Sunday, July 04, 2010

Fourth of July, The Great Reunion of 1913

I ran across this, my favorite 4th of July story ever, about veterans of Gettysburg who gathered 50 years after the battle to reminisce and to celebrate the unified nation that had resulted.  Veterans of both sides attended the event. Here is an excert from the story (by Stefany Anne Golberg) of the reunion:
The Great Reunion of 1913 was an amazing historical event, the largest gathering ever of Civil War veterans, who came together for a week of solidarity and celebration. On July 4, President Woodrow Wilson arrived and made a speech. But it was July 3 that people remember most. As part of the week’s festivities, thousands of old veterans — most in their 70s, the oldest 112 — took their respective places on the former battlefield and commenced with a tottering reenactment of Pickett’s Charge. At 3 p.m., the surviving Confederate soldiers of General Pickett’s division stormed Cemetery Ridge, a clattering assortment of long beards and crutches and canes. Slowly approaching the stone fence at Bloody Angle, some of the codgers croaked out the rebel yell when they were “surprised” by a group of men from the former Union Philadelphia Brigade. But instead of shooting each other, they all shook hands across the stone wall and exchanged ceremonial flags. Some fell into each other’s arms, weeping. Other just sat down in silence and looked sadly across the field.
The full story includes pictures of the reunion from The Library of Congress.

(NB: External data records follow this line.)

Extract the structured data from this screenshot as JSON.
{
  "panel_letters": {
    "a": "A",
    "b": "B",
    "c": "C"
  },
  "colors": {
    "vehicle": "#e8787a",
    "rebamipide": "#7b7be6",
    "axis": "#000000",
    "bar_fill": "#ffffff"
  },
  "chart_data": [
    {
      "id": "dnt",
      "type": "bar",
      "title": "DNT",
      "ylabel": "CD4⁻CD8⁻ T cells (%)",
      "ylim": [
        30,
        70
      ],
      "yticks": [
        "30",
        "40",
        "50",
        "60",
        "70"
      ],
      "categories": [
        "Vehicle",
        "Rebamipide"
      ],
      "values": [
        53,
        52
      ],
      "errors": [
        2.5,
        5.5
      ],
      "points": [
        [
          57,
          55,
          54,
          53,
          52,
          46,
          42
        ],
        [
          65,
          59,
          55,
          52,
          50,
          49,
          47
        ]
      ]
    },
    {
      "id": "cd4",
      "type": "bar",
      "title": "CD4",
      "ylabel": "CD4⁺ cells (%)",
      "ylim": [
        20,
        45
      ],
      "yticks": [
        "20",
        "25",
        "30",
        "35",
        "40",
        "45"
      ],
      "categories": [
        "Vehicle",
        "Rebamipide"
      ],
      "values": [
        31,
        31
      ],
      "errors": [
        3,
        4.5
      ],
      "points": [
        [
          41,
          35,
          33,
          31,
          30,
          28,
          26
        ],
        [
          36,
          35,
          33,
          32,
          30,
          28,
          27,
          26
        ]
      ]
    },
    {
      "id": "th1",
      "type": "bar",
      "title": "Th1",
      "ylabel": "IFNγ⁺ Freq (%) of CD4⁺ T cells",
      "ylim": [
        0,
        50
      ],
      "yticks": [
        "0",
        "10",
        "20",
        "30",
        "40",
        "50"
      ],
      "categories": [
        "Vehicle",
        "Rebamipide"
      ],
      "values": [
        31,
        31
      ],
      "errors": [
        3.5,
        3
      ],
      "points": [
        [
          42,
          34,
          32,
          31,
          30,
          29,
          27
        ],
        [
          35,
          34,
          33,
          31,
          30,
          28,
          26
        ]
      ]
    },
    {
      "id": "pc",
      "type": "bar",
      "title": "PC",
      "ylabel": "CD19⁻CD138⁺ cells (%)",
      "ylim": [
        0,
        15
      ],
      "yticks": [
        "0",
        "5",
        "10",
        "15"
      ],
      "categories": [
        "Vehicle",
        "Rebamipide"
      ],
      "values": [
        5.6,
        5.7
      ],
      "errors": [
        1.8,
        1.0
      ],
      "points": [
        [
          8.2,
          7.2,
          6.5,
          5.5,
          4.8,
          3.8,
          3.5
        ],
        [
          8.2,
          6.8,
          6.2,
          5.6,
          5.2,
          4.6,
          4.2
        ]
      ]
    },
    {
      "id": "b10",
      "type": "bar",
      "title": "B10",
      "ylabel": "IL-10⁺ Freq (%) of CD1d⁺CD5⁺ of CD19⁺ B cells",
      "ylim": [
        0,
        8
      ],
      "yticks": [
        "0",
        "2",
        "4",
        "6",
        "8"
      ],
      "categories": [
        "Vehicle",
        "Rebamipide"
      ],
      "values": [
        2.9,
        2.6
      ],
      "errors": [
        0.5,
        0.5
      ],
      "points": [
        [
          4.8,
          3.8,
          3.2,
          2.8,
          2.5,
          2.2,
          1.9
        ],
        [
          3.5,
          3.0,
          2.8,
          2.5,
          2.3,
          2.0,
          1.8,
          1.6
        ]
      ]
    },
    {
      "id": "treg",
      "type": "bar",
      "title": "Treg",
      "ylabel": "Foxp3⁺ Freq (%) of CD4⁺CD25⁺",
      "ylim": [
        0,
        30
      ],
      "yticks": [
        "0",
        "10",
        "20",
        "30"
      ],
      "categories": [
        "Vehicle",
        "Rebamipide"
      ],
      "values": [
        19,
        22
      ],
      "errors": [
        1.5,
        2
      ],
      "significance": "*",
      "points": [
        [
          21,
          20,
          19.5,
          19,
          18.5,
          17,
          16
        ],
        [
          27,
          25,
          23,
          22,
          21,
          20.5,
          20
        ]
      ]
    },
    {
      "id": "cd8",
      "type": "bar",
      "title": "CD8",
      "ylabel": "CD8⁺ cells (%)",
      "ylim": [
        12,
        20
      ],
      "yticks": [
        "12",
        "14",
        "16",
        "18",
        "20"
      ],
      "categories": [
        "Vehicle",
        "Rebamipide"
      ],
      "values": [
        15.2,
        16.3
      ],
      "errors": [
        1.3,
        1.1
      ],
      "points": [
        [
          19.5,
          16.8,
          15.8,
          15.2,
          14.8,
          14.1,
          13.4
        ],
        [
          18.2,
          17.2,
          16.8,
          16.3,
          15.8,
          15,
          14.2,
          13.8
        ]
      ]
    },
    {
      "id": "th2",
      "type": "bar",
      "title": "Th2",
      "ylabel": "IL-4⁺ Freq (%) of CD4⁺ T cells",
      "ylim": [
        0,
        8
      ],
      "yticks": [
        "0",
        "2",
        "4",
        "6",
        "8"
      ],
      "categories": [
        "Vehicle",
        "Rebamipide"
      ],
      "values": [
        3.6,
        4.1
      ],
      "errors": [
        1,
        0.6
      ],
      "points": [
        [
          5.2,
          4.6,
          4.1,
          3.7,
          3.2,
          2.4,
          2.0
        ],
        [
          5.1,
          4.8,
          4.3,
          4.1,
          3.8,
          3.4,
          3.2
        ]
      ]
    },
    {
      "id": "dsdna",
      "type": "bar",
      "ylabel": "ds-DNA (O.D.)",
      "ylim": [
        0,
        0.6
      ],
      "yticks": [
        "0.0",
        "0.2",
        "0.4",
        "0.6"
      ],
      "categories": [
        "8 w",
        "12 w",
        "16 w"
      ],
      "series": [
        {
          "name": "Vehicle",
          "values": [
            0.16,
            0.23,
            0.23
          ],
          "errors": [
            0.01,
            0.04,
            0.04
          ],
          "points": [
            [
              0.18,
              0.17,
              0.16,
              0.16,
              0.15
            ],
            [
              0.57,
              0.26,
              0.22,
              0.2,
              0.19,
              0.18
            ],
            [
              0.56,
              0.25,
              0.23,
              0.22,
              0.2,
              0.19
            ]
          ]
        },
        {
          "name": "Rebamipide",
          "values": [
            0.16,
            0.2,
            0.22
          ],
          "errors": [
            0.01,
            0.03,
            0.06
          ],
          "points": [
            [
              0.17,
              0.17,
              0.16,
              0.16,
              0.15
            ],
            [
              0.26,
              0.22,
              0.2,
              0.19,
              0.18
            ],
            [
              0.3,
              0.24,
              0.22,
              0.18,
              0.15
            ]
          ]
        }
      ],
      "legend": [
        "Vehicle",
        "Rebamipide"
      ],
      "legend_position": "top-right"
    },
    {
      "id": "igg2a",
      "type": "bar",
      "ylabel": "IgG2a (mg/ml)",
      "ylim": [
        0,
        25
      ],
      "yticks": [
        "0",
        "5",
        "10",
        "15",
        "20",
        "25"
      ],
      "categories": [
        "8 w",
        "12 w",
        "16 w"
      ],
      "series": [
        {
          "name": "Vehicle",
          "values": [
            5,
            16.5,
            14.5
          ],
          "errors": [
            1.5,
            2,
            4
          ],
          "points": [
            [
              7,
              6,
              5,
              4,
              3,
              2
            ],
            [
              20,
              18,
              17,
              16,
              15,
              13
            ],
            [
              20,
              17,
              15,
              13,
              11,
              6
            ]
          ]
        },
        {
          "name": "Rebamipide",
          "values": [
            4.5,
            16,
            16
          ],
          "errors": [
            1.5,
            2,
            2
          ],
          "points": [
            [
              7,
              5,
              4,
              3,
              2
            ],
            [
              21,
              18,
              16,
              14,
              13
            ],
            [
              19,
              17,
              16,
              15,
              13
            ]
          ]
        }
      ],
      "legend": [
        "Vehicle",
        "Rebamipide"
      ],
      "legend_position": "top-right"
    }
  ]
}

What does this have to do with poetry?  Maybe not much. It's such a good story I couldn't help but pass it on.  Yet it does say a lot about memory, which is one of the more powerful antennae of poetry.  And it says something about unpredictability (read the story!), which also reminds us of the world of poetry, where words unexpectedly collide to form new things and unearth things unknown.  Although the Great Reunion was in many ways a healing and celebratory event, a look back is always fraught with more dimensions than you might have planned.  Golfarb writes, "But the reunion was not all flowers, candy, and homogeneity. Time may heal all wounds but memory rips them right back open."  Yes, just like a good poem. 

Your assignment:  Read the story, and then go write a poem looking back at something (any real event) that happened 50 years ago, as if you were there to celebrate the anniversary.  (If you're over 50, up that to 100 years ago, to equalize the challenge.)  You may see an event much differently than you anticipated, and it might turn out to be a good poem.

1 comment:

gaye g.p said...

Good goddess, another challenge from your blog. Am I up for it? My early excuse is the hours I'll be spending this week playing with my 10 year old grand-girl--but I sure will try to find time to read the story and be inspired to write a poem.